Syekh Maulana Abdul Jabbar, atau yang akrab dikenal dengan sebutan Puang Jabba, merupakan figur spiritual yang jejaknya menembus batas geografi dan waktu. Dari asal-usulnya sebagai bangsawan Kerajaan Pajang di Jawa hingga transformasinya menjadi ulama sufi yang berpengaruh di tanah Sulawesi Selatan, khususnya Bulukumba, sosok ini tidak hanya memiliki nilai historis, tetapi juga spiritual dan kultural yang lekat dengan semangat keislaman ala Nahdlatul Ulama (NU).
Syekh Maulana Abdul Jabbar diyakini sebagai keturunan Pangeran Benowo II dari Pajang, yang kemudian menjadi panglima perang melawan hegemoni VOC. Setelah kekalahan politik dan militer di Jawa pada awal abad ke-17, ia mengembara ke berbagai wilayah, termasuk Tuban dan Sulawesi, dan memilih jalan spiritual sebagai bentuk perlawanan kultural. Perjalanan ini menandai transformasi dirinya dari sosok militer ke tokoh tasawuf—sebuah karakter yang sangat identik dengan paradigma Ahlussunnah wal Jamaah (Aswaja), pilar utama NU.
Di wilayah Bulukumba, Syekh Abdul Jabbar menetap di kawasan pesisir Lemo-Lemo. Di sana ia tidak hanya membangun tempat tinggal dan tempat ibadah, tetapi juga menyemai nilai-nilai Islam yang moderat, toleran, dan berbasis pada tarekat serta praktik keagamaan yang lekat dengan budaya lokal. Tradisi ini hidup dalam bentuk ziarah, surau peninggalannya, serta cerita lisan yang diwariskan turun-temurun. Semua ini merupakan cerminan nyata dari prinsip NU yang mengedepankan akulturasi budaya dengan nilai-nilai Islam.
Kegiatan ziarah ke makam Puang Jabba yang rutin dilakukan oleh para santri menjadi bagian dari praksis keagamaan khas NU. Dalam tradisi NU, ziarah bukan sekadar penghormatan terhadap ulama, tetapi juga bentuk penguatan spiritual dan penghargaan terhadap sanad keilmuan Islam yang autentik.

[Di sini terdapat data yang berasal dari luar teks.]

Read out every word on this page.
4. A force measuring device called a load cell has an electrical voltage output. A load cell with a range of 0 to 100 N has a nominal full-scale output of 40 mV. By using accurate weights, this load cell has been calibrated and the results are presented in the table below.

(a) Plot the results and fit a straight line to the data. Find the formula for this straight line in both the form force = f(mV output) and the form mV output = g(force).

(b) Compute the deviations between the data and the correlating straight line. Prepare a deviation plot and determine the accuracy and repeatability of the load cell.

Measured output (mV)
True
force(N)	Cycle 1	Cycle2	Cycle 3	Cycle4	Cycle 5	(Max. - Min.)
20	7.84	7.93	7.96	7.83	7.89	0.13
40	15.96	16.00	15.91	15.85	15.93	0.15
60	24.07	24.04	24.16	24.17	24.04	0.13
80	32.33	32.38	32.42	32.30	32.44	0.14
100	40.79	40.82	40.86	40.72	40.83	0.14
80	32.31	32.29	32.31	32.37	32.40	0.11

Meski Syekh Abdul Jabbar hidup jauh sebelum NU secara formal berdiri (1926), semangat dan metode dakwahnya selaras dengan nilai-nilai dasar NU. Tiga prinsip utama NU—tawasuth (moderat), tasamuh (toleran), dan tawazun (seimbang)—terwujud dalam pendekatan dakwah Puang Jabba. Ia tidak memaksakan ajaran Islam secara radikal, melainkan melalui pendekatan budaya, kearifan lokal, dan spiritualitas yang mengakar.
Lebih jauh, NU sebagai gerakan keagamaan dan sosial-budaya memiliki akar historis yang kuat dalam jaringan ulama tarekat dan sufi Nusantara. Syekh Maulana Abdul Jabbar berada dalam garis yang sama dengan tokoh-tokoh ulama awal yang menjadi inspirasi bagi para muassis NU, seperti Syekh Nawawi al-Bantani dan Syekh Ahmad Khatib al-Minangkabawi. Dengan kata lain, Puang Jabba bisa dikategorikan sebagai proto-NU atau tokoh pramodern yang nilai-nilainya kemudian diinstitusionalisasi oleh NU.
Hingga kini, situs makam Puang Jabba di Bulukumba menjadi tempat ziarah yang tak pernah sepi, terutama pada hari-hari besar Islam dan haul tahunan. Para peziarah tidak hanya berasal dari Sulawesi, tetapi juga dari Jawa, Kalimantan, bahkan Malaysia. Tradisi ini menjadi bukti bahwa warisan spiritual Syekh Abdul Jabbar tetap hidup dan berkelindan dengan struktur keagamaan NU di daerah tersebut.
Syekh Maulana Abdul Jabbar bukan sekadar sosok lokal dalam peta sejarah keislaman Sulawesi Selatan. Ia adalah figur yang menegaskan bahwa Islam bisa tumbuh harmonis dalam ruang budaya yang plural, melalui pendekatan tasawuf dan kearifan lokal. Dalam konteks Nahdlatul Ulama, beliau menjadi simbol kontinuitas spiritual dari perjuangan Islam yang rahmatan lil alamin—Islam yang membumi, bersahabat, dan mencerahkan.
Maka, mengenang dan melacak jejak Puang Jabba bukan hanya bagian dari romantisme masa lalu, melainkan bentuk nyata dari upaya memelihara akar-akar spiritualitas Islam Nusantara yang moderat, toleran, dan berakar kuat—sebagaimana diperjuangkan oleh NU sejak awal berdirinya hingga hari ini.